COHA Denounces Brutal Repression by Security Forces in Colombia
By COHA Editorial Board
From Washington DC
The Council on Hemispheric Affairs (COHA) denounces the systematic violations of human rights perpetrated by the security forces of the government of Colombia. The government of President Iván Duque has deployed special units of the police and military to brutally repress broad based demonstrations that began on April 28, 2021 against a neoliberal tax reform package that proposed to rescue Colombia’s IMF credit rating on the backs of the working class. Now that Duque has withdrawn the proposed reform package, protests continue over numerous other topics, including the violations of the peace accords, and urgent labor, health, environmental, and education funding issues.
On May 3, the governmental Defender of Human Rights Office of Colombia registered 19 deaths in various cities and it is investigating 140 cases that include other deaths, disappearances, and police abuse. On May 4, Spokesperson for the UN High Commissioner for Human Rights, Marta Hurtado, declared: “We are deeply alarmed at developments in the city of Cali in Colombia overnight, where police opened fire on demonstrators protesting against tax reforms, reportedly killing and injuring a number of people.” It appears that even human rights observers face great risks in conducting their investigations. Juliette de Rivero, representative of the High Commission of Human Rights in Colombia tweeted that in Cali, “some members of the [UN] commission received threats and aggressions, such as gunshots by the police, though no one was hit.”
The presence of nine US military bases inside Colombia and the deployment of Navy warships and aircraft in the Caribbean sends an ominous message to the peoples of South America that Washington will take the side of violators of human rights in the hemisphere while claiming to champion democracy and freedom. On April 6, just weeks prior to the brutal repression perpetrated by Colombian security forces, U.S. Secretary of State Antony Blinken tweeted: “Important discussion yesterday with Colombian President @IvanDuque. Our partnership continues to support peace and prosperity in Colombia through cooperation on security, rural development, counternarcotics, and human rights.” On May 4, the Deputy Spokesperson of the Department of State, Jalina Porter, issued a statement declaring that “the United States is deeply saddened by the loss of life during protests in Colombia in recent days” and that “we recognize the Government of Colombia’s commitment to investigate reports of police excesses and address any violations of human rights.” Numerous human rights organizations of the Americas do not have much confidence in this “commitment” given the horrific human rights record of Colombia in recent years.
The real basis of this US-Colombia “partnership” is that the Colombian conservative forces, including supporters of former President Alvaro Uribe, have been faithful allies in Washington’s efforts to impose U.S. hegemony in the region and use their country to stage regime change operations against non-compliant nations, and in particular, against Venezuela.

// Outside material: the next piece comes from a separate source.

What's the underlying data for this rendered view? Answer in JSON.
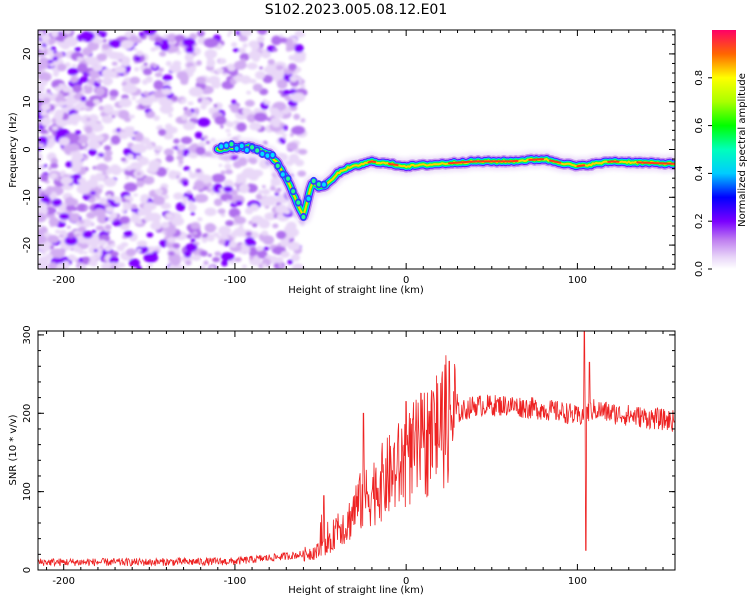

The repression we are witnessing is nothing new for Colombia, as COHA has recently reported. In August 2020, the United Nations System in Colombia and United Nations Verification Mission in Colombia issued a joint statement “expressing concern at the occurrence of massacres and the continuous killings of human rights defenders, social leaders and former FARC-EP fighters.” The massacres and displacement of Colombians has continued into 2021 without abatement, all under the watchful “partnership” of Duque’s benefactors in Washington.
COHA therefore calls on the Joe Biden Administration to cut all military assistance to Bogotá, dismantle its enormous military presence inside Colombia, and set a new course of diplomacy in the region based on sovereign equality and mutual respect among nations.
The Biden administration ought to bring political and financial pressure to bear on its allied government in Bogota in order to stop the repression, hold state actors involved in serious violations of human rights legally accountable, and take judicial and security measures to protect the thousands of community leaders and human rights defenders who are being murdered each day in this South American country.